Chamath Palihapitiya warns AI boom masks biggest capital mistake

Venture capitalist Chamath Palihapitiya warned that the artificial intelligence boom may be obscuring the biggest capital allocation mistake in history, arguing that corporate America’s massive spending on AI has generated minimal measurable productivity gains. Speaking on the All-In podcast in early July, Palihapitiya challenged investors to separate AI infrastructure winners from the companies actually deploying the technology and generating returns.

Palihapitiya’s core claim rests on earnings data. The S&P 493—the S&P 500 excluding the largest technology companies driving the AI boom—has produced roughly 9% earnings-per-share growth since generative AI entered the mainstream.

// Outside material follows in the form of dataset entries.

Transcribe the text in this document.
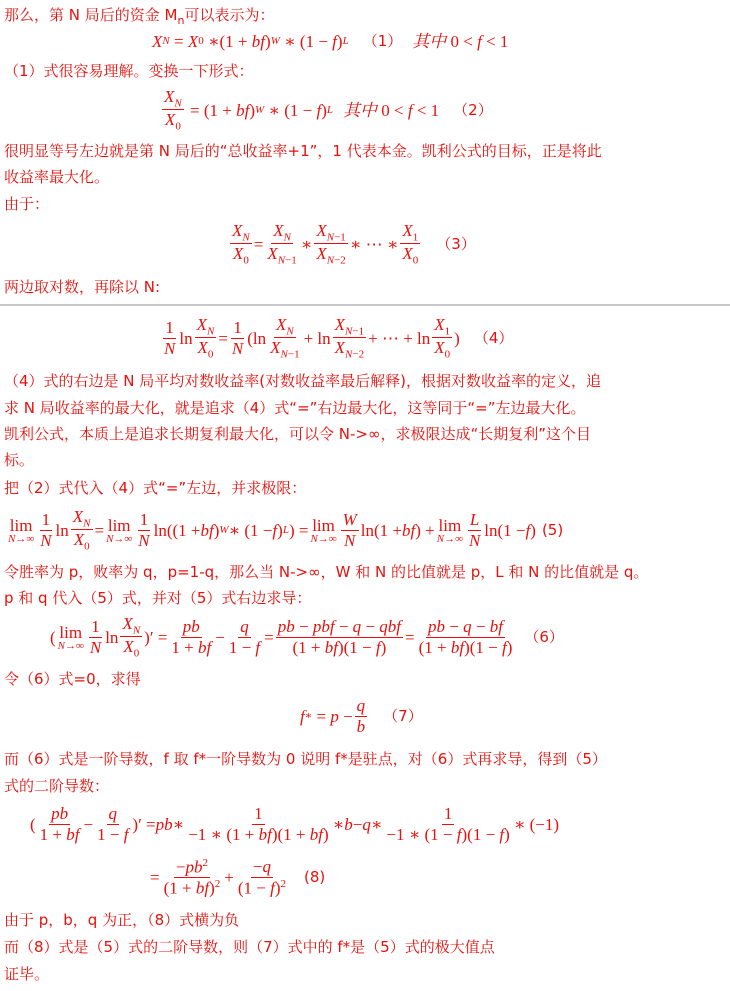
那么，第 N 局后的资金 $M_n$可以表示为：
X N = X 0 ∗(1 + bf ) W ∗ (1 − f ) L （1） 其中 0 < f < 1
（1）式很容易理解。变换一下形式：
$\frac{X_N}{X_0} = (1$ + bf ) W ∗ (1 − f ) L 其中 0 < f < 1 （2）
很明显等号左边就是第 N 局后的“总收益率+1”，1 代表本金。凯利公式的目标，正是将此
收益率最大化。
由于：
$\frac{X_N}{X_0} = \frac{X_N}{X_{N-1}}$ ∗ $\frac{X_{N-1}}{X_{N-2}}$ ∗ ⋯ ∗ $\frac{X_1}{X_0} (3)$
两边取对数，再除以 N:
$\frac{1}{N}$ $\ln \frac{X_N}{X_0} = \frac{1}{N} (\ln \frac{X_N}{X_{N-1}} + \ln \frac{X_{N-1}}{X_{N-2}}$ + ⋯ + $\ln \frac{X_1}{X_0}$ ) （4）
（4）式的右边是 N 局平均对数收益率(对数收益率最后解释)，根据对数收益率的定义，追
求 N 局收益率的最大化，就是追求（4）式“=”右边最大化，这等同于“=”左边最大化。
凯利公式，本质上是追求长期复利最大化，可以令 N->∞，求极限达成“长期复利”这个目
标。
把（2）式代入（4）式“=”左边，并求极限：
lim
$N\to\infty \frac{1}{N}$ $\ln \frac{X_N}{X_0} = \lim$
$N\to\infty \frac{1}{N} \ln((1$ + bf ) W ∗ (1 − f ) L ) = lim
$N\to\infty \frac{W}{N} \ln(1$ + bf ) + lim
$N\to\infty \frac{L}{N} \ln(1 - f$ ) (5)
令胜率为 p，败率为 q，p=1-q，那么当 N->∞，W 和 N 的比值就是 p，L 和 N 的比值就是 q。
p 和 q 代入（5）式，并对（5）式右边求导：
( lim
$N\to\infty \frac{1}{N}$ $\ln \frac{X_N}{X_0}$ )′ = $\frac{pb}{1 + bf} - \frac{q}{1 - f} = \frac{\text{pb − pbf − q − qbf}}{(1 + bf)(1 - f)} = \frac{pb - q - bf}{(1 + bf)(1 - f)} (6)$
令（6）式=0，求得
f ∗ = $p - \frac{q}{b} (7)$
而（6）式是一阶导数，f 取 f*一阶导数为 0 说明 f*是驻点，对（6）式再求导，得到（5）
式的二阶导数：
( $\frac{pb}{1 + bf} - \frac{q}{1 - f}$ )′ = pb ∗ $\frac{1}{-1 ∗ (1 + bf)(1 + bf)}$ ∗ b − q ∗ $\frac{1}{-1 ∗ (1 - f)(1 - f)}$ ∗ (−1)
= $\frac{-pb^2}{(1 + bf)^2} + \frac{-q}{(1 - f)^2} (8)$
由于 p，b，q 为正，（8）式横为负
而（8）式是（5）式的二阶导数，则（7）式中的 f*是（5）式的极大值点
证毕。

Yet Palihapitiya estimates only about 0% to 2% of that growth stems from AI-driven productivity, according to 24/7 Wall St. The remainder reflects inflation-driven pricing power and aggressive share buybacks rather than genuine operating improvements.

The Productivity-Spending Gap Widens

The disconnect between spending and results has become impossible to ignore. Enterprise generative AI spending reached approximately $37 billion in 2025, growing more than 3x year-over-year, according to industry estimates cited in 24/7 Wall St.’s analysis. Yet a PwC 2026 CEO Survey found that 56% of CEOs reported AI had neither increased revenue nor reduced costs. Only 12% of CEOs experienced both revenue growth and cost reduction simultaneously.

The phenomenon has a name in the industry: pilot purgatory. Companies successfully demonstrate AI in small pilot projects but struggle to deploy it broadly enough to produce measurable financial gains. Meanwhile, spending has shifted from experimental innovation budgets into core operating budgets, placing AI investments under the scrutiny of chief financial officers rather than innovation teams.

The Burden of Proof Is Shifting

Palihapitiya isn’t arguing that AI has failed or will never deliver value. His point is that capital has a cost. If AI spending continues doubling or tripling, those investments eventually need to generate returns above the risk-free rate available from Treasury securities. Otherwise, companies would have been better off leaving cash on their balance sheets.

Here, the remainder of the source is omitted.